■旅人の視点
1.耳をすませば
2.個性だった?
3.アットホームの理由
4.強者の論理
5.旅人になるということ
6.八対二の法則
7.居場所
8.心の故郷
9.何をみつけるか? |
耳をすませば 実は障害者には、2通りのタイプがあります。
外見から全く想像のつかない障害者。 そして見た目ですぐに分かる障害者です。
一般的に言って、前者が軽度の障害者、後者が重度である場合が多いのですが、あくまでも一般論です。見た目は超人のようにみえていても、かなりのハンデを背負っている例がありますから油断なりません。こんな抽象的な話をしたところで、ピンとこないという人があるかもしれませんから、私の話を少しだけしましょう。
「私は子供の頃、ほとんど耳が聞えなかった」
と言うと、半分は嘘で半分が本当です。右耳は聞えないのは本当です。しかし、左耳は少しは聞えていた。けれど、それは耳鳴りがしなかった場合の話で、病院で聴覚検査をすると決って耳鳴がしたために難聴に認定されました。
そういう訳で、私は一般教室で6年間の小学生生活をおくったのですが、それが良かったのか悪かったのか? 私は、そこで一般人と何ら変わらぬ生活をする術(すべ)を身につけていました。そして、中学・高校と全く普通の人間として成長しました。
転機がおとずれたのは、就職してからです。 何をやっても駄目。 怒鳴られて蹴られて、すぐにクビになってしまう。
「お前は、確かによく働く。しかし、人の話をきかない」 「・・・・」 「生返事ばかりで、ぜんぜん人の話を聞いてない。☆☆を持ってこいと言っても、ろくに確かめもせずに◇◇を持ってくる。こんなことで世の中通ると思ってるのか?」
口答えしたくとも答えられないジレンマ。耳が悪いと言った瞬間にクビになってしまうかもしれない。いや、そういう説明自体が通用しない。なぜ通用しないかを解説するのは、めんどうなので省きます。
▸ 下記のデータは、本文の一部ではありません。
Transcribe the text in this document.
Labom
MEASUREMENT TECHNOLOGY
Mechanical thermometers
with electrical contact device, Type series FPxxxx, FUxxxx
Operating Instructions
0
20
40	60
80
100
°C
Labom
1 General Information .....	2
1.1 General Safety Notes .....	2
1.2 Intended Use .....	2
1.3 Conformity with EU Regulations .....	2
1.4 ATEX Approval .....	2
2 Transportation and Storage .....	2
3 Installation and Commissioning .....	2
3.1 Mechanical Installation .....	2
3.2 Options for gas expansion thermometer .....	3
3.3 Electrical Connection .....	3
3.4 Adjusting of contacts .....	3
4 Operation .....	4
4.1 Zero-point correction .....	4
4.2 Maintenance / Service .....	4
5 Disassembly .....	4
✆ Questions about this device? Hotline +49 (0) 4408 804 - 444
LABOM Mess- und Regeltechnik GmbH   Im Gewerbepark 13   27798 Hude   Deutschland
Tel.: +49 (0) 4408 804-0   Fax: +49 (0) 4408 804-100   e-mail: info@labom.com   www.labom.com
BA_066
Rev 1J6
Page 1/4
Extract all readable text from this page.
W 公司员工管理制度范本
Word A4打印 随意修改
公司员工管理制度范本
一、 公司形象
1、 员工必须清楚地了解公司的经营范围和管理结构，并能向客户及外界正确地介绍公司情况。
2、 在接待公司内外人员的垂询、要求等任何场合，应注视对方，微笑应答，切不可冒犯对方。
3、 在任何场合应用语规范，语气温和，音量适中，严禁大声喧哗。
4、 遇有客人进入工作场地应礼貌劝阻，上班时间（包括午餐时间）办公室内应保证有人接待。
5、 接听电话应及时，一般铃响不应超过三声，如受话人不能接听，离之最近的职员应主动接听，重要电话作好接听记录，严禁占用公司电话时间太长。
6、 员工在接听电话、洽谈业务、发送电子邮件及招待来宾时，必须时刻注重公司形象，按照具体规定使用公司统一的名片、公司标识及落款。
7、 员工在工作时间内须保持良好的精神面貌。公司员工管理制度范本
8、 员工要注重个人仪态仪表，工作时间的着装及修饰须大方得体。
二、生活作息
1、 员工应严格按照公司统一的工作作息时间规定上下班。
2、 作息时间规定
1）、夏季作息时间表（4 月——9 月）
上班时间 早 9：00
何度か会社をクビになり、健康診断などで不採用が続き、このままではろくなところで雇ってもらえないと知った私は、夜の仕事をさがしました。何社か断られた上に、やっとありつけた仕事は、世界最大の魚河岸である築地市場でマグロなどの大物を扱う仲買店です。
その店のバイト料は、1981年の物価で時給1500円。当時としては想像を絶する高給だったのですが、明治生れの社長(旦那)が、とんでもない暴力男で、店員を容赦なく殴る蹴るクビにする。ですから、どんどん人が辞めていきます。そういう恐い社長(旦那)のいる店でした。